Microsoft Graph change notifications are built in this slice (section 1.1; /api/ready reports changeNotifications as mock in mock mode, and disabled/blocked/live in graph mode depending on FMD_FEATURE_CHANGE_NOTIFICATIONS, resolvable Graph credentials, and FMD_WEBHOOK_PUBLIC_URL — see section 5). Design position:
  • Delta remains authoritative. Notifications are wake-up hints only; the pipeline processes changes exclusively from the delta feed. This means a deployment loses freshness, not correctness, when notifications are unavailable — every scope can still be reconciled by delta scans regardless.
  • Subscription lifecycle is real operational surface: subscriptions expire and must be renewed ahead of expiry; lifecycle events must be consumed; duplicates must be deduplicated; silent/stale subscriptions and widening cursor lag need alarms; delivery latency varies by resource and can exceed the 15-minute processing target, which is why the internal SLO is defined from receipt or delta observation, not source event time.
  • Deployment prerequisite: a publicly reachable, validated webhook endpoint (or supported Azure messaging delivery), which the local slice does not have.
Live notifications require no additional Graph permissions beyond the resource permissions above, but should run under a distinct identity per section 1.1.

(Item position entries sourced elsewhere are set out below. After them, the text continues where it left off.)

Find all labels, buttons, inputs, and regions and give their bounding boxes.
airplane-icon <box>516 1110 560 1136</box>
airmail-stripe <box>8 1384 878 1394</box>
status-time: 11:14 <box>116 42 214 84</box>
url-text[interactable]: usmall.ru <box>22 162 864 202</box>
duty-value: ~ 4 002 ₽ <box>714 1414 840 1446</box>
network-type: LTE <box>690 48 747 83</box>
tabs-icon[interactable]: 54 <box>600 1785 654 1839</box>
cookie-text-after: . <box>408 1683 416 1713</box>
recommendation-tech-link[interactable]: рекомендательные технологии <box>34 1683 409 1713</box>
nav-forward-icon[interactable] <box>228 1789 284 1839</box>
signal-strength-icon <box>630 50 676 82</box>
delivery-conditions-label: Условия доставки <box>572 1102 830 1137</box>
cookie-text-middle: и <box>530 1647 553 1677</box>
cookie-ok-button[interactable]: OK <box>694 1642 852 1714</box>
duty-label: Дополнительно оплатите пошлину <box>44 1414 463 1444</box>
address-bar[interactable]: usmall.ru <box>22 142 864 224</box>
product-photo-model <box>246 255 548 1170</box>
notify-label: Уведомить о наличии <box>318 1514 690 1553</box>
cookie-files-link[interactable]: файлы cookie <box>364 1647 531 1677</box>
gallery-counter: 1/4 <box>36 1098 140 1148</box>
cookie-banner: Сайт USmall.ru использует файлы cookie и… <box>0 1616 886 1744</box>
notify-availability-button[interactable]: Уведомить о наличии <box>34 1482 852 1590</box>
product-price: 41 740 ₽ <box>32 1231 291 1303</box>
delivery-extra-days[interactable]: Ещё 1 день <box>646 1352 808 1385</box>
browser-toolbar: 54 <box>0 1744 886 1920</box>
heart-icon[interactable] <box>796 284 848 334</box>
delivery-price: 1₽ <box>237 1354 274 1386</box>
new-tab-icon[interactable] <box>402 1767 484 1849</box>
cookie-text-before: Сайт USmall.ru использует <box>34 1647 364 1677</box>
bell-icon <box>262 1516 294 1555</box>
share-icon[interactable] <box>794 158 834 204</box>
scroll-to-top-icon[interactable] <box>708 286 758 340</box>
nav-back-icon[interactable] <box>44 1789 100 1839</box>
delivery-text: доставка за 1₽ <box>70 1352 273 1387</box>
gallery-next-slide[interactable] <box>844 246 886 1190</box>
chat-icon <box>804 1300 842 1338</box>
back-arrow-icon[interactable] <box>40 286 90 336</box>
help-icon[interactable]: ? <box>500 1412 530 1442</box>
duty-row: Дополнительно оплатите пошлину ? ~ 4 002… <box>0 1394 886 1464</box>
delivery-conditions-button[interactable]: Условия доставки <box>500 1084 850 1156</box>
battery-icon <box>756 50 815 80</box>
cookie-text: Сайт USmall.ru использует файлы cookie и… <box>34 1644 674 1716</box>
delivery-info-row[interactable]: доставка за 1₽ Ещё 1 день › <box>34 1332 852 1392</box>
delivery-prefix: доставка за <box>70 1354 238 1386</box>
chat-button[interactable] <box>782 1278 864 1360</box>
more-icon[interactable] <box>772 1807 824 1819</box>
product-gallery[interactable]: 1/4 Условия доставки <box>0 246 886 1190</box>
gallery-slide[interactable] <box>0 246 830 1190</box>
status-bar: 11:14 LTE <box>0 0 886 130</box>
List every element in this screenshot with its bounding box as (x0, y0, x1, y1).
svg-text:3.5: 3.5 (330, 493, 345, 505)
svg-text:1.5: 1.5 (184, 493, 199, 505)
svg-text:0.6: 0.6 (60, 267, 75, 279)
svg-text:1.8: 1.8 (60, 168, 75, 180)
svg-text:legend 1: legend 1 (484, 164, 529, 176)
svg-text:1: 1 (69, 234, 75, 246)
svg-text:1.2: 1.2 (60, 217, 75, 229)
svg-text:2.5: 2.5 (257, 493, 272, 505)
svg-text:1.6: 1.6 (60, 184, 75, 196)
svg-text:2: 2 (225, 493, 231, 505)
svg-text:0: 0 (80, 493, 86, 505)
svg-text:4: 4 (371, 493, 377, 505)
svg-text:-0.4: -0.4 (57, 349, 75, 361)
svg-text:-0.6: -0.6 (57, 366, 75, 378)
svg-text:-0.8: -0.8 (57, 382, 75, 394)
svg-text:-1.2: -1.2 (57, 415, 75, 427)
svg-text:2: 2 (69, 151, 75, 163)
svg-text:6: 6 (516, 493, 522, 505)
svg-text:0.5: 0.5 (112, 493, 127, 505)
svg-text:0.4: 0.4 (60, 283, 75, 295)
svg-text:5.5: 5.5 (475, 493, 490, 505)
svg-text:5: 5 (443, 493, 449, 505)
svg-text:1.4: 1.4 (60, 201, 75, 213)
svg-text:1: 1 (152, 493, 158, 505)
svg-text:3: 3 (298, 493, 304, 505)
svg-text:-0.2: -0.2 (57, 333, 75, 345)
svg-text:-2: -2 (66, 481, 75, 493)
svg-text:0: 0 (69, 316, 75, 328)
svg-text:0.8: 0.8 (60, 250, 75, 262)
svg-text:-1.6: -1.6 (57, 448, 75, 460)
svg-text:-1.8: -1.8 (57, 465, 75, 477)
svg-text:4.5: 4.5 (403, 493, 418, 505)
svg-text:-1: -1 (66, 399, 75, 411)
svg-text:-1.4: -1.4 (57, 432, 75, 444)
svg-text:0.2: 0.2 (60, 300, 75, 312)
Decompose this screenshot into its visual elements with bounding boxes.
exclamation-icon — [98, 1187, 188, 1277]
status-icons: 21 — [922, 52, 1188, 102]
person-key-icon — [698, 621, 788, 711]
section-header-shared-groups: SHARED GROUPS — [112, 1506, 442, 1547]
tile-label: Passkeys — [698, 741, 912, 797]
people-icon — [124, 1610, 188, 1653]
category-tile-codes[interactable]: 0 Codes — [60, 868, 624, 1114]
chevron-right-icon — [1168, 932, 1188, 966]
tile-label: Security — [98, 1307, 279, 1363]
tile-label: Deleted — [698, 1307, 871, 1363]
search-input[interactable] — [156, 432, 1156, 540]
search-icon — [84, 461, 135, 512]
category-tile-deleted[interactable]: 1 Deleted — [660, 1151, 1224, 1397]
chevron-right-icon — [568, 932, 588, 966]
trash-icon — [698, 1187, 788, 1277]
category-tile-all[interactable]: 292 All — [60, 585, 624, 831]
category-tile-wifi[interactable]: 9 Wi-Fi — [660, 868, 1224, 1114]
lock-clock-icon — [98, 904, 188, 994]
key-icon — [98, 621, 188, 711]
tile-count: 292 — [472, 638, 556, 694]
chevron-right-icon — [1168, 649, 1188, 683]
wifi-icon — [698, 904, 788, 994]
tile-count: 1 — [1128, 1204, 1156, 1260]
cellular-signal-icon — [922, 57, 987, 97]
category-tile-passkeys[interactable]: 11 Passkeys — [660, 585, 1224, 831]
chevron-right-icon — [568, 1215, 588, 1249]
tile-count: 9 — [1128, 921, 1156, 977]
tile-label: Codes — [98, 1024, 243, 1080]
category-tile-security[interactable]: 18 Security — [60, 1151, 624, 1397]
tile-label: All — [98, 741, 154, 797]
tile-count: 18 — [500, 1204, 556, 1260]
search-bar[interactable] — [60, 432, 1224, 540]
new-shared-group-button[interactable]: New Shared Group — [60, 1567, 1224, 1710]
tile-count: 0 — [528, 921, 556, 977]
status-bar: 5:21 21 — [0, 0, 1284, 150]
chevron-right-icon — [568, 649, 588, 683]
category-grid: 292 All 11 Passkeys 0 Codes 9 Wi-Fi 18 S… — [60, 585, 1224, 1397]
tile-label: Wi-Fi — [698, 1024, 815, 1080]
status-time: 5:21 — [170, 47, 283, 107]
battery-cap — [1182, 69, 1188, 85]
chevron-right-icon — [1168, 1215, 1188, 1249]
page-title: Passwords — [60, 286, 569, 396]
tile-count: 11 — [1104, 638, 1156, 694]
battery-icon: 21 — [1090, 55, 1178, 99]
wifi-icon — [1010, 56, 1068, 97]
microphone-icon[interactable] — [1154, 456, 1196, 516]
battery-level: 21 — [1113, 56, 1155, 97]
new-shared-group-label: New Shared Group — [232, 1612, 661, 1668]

5. Capability status (mirrors /api/ready)

GET /api/ready (packages/server/src/routes/health.ts) reports one honest mode per capability: mock, live, blocked (configured/required but prerequisites unmet — never silently faked), or disabled (not configured / not built). Current build state and exact prerequisites to advance each: The readiness payload never reports live on a feature flag alone: live additionally requires the relevant credentials to resolve (the *_REF env var names a variable that actually holds a value); an enabled capability whose credentials do not resolve reports blocked (routes/health.ts, tested in routes/health.test.ts). Even so, do not set feature flags ahead of their consent prerequisites: Graph rejects unconsented calls at run time (403), which surfaces as failed work units and probe failures — never silent success.

Internal authorization (for contrast)

Independent of Microsoft permissions, all product APIs are governed by the slice’s own capability-based authorization (kernel/authz.ts): role grants are (capability, scope) tuples where scope is tenant-wide or domain-scoped (e.g., an HR domain owner holds asset.read only within owned domains), evaluated per request against the tenant context, with enforcement tested. Remediation additionally enforces separation of duties (requester cannot approve, ADR-0010). Every privileged operation lands in the per-tenant hash-chained audit log. Data handling follows the minimized-evidence retention profile (ADR-0011): bounded redacted excerpts, purpose-flagged artifacts, and default-deny log redaction.